Most men shouldn’t be allowed to dress themselves let alone suggest what a woman should wear. But every once in a while I’ll stumble across an item of women’s clothing that makes me think, “I’d marry a girl on the spot if I saw her wearing that.” I call it #WifeMaterial.

#WIFEMATERIAL: NikeLab x sacai Windrunner

I’ll normally only ever walk into Dover Street Market if I feel that I’m wearing a decent amount of black. It’s cool, sure, but every floor there is so wildly different and I usually don’t know what the hell I’m doing there anyway so the black helps me strike the right balance between “Guy who’s only pretending to look at Raf Simmons” and “Guy who’s scoffing at Supreme despite it being the only brand within his budget.”

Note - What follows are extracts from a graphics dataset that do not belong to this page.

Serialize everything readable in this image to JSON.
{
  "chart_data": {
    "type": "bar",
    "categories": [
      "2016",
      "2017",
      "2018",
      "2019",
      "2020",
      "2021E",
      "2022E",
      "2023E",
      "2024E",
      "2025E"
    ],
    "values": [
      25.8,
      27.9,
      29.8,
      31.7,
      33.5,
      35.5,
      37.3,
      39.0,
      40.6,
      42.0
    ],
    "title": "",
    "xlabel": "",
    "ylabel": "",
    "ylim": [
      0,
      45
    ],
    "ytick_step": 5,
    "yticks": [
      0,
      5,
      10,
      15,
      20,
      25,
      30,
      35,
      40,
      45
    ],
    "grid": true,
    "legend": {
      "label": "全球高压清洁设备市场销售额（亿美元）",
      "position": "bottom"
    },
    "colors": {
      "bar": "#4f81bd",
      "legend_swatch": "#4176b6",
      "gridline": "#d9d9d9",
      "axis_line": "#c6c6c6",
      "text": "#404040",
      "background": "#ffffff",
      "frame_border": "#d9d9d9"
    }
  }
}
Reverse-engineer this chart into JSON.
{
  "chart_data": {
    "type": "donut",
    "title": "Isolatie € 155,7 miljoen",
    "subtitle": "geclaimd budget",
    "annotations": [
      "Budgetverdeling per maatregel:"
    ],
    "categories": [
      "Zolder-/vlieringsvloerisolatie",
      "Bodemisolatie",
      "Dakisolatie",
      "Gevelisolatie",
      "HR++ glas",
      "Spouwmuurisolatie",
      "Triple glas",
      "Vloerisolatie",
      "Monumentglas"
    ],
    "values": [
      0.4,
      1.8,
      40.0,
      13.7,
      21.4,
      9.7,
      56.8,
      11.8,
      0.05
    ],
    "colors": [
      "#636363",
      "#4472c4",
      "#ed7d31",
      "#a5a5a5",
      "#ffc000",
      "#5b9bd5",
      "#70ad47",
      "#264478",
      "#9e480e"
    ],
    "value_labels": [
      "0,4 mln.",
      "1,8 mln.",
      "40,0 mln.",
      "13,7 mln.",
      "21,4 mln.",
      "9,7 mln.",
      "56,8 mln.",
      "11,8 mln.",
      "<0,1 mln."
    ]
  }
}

I recently found myself a few floors off the inspiring Murray Hill streets in the NikeLab section and saw an entire rack of women’s clothing that looked like it was about to be wheeled into a hypebeast ballerina dance practice. Translated from Fuccboi, that loosely means “super hot.” I swear this windbreaker almost bucked my long-held hypothesis that the concept of holy matrimony is a purely capitalist conceit fabricated, promoted and perpetrated entirely by the BIG WEDDING lobby.

Turns out NikeLab did a collaboration with Chitose Abe’s brand sacai, still riding the waves of their Lands’ End x Bugle Boy-Reincarnate menswear showcase. This brought “a perfectly subtle Japanese aesthetic to some of Nike’s classic sport apparel,” per their website. Although in that moment, and without a dozen Google searches under my belt, I didn’t know any of that. All I knew was that I was willing to follow that rack of clothing—and specifically the NikeLab x sacai Windrunner—into an adjacent dance studio and chassé, step, leap across the floor and land perfectly in fourth position at the feet of future Mrs. LuLu Shanks.